Well, just like that, she said. I’m sure he’ll give you something in return, maybe a day off.
It wasn’t the sun sparkling in her eyes, it was fear. It wasn’t me she was afraid of, it was Tur.
Bea, what good is a day off, I said. What I need is sugar and salt.
Chemical substances are just like slag. Who knows what’s seeping out of the piles of waste, the rotting wood, the rusting iron, and the broken brick. Odors aren’t the only problem. When we arrived in the camp, we were shocked at what we saw, the coke plant was utterly destroyed. It was hard to believe the damage was just from the war. The rotting, rusting, molding, crumbling were older than the war. As old as human indifference, as old as the poison found in chemical substances. Clearly the chemicals themselves had ganged up and forced the factory into ruin. There must have been breakdowns and explosions in the iron of the pipes and machines. The factory was once state-of-the-art, the latest technology from the twenties and thirties, German industry. You could still make out names like FOERSTER and MANNESMANN on pieces of scrap.

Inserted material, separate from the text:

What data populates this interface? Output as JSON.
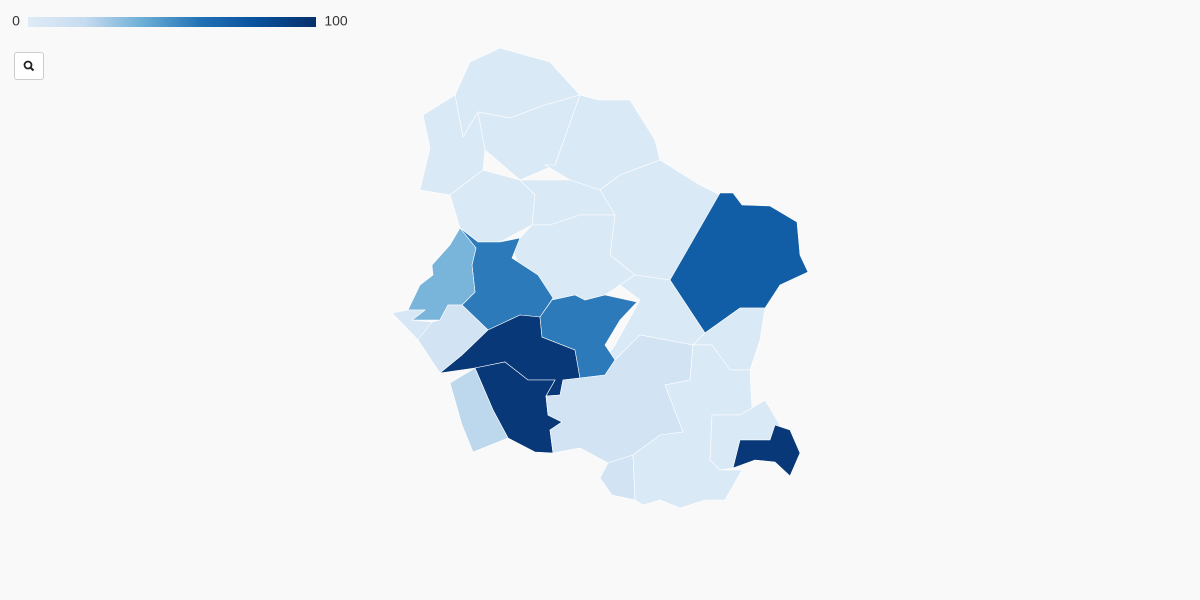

We looked for names in the scrap and searched our heads for pleasant words as an antidote to the poison, because we sensed that these chemicals were continuing their attacks, and now plotting against us as well. And against our forced labor. In fact, the Russians and the Romanians had already found a pleasant word for our forced labor, it was on the list they had back home: REBUILDING. That was a detoxified word. If they were going to talk about BUILDING they should have called it FORCED BUILDING.
Because I was completely at the mercy of the chemical substances—they corroded our shoes, clothes, hands, and mucous membranes—I decided to reinterpret their odors for my own benefit. I told myself there were fragrant lanes, and for every path on the compound I came up with something enticing: fir resin, lemon blossoms, naphthalene, shoe polish, furniture wax, chrysanthemums, glycerin soap, camphor, alum. I refused to let the chemicals have their poisonous way with me, and so I succeeded in creating a pleasant addiction for myself. Being pleasantly addicted didn’t mean I had made my peace with the chemicals. It only meant that, just as there were hunger words and eating words, there were also words of escape from these poisonous substances. And for me these words were both a necessity and a torture, because I believed them, and at the same time I knew why I needed them.